Amnesty Denounces Torture of an Egyptian Detainee

Amnesty International has denounced the extended detention and torture of a young detainee in Egypt, reported the Associated Press.

The Egyptian young man has been detained over allegations that he belongs to the Muslim Brotherhood group. According to the rights organization, Islami Khalil was exposed to enforced disappearance for 122 days before he was transferred to a prison.

In his hidden unrevealed location, Islam was “badly tortured with electric shocks into giving confessions that he belongs to the Islamist organization,” said Amnesty.

Amnesty also said that Khalil went on a hunger strike when the prison authorities put him in solitary confinement to punish him. The young detainee warned that his health is deteriorating.

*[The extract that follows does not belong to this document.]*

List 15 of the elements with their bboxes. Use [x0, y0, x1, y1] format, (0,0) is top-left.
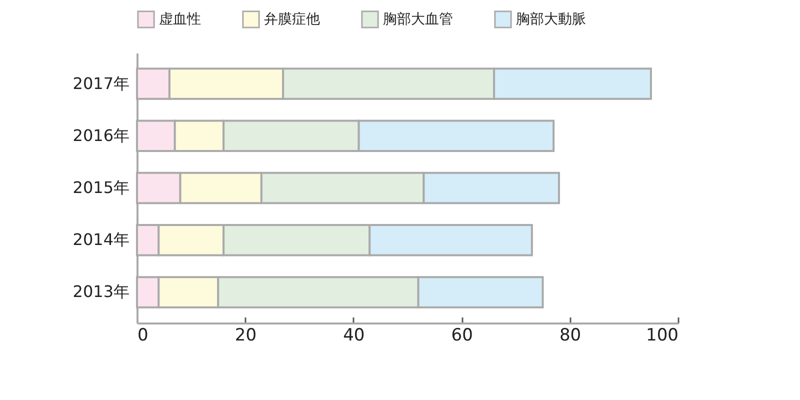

Since the military coup in 2013 that ousted Mohamed Morsi the first democratically elected president, Egypt’s prisons and detention centers have been filled with political opponents to the military rule.

Political opponents say that they are subjected to abduction, torture and other shocking tactics to suppress their dissent and opposition.

In a new report released by Amnesty International this year which highlights unprecedented spike in enforced disappearance since early 2015.

It stated in its report that Egypt’s National Security Agency is abducting, torturing, and forcibly disappearing people in an effort to intimidate opponents and wipe out peaceful dissent.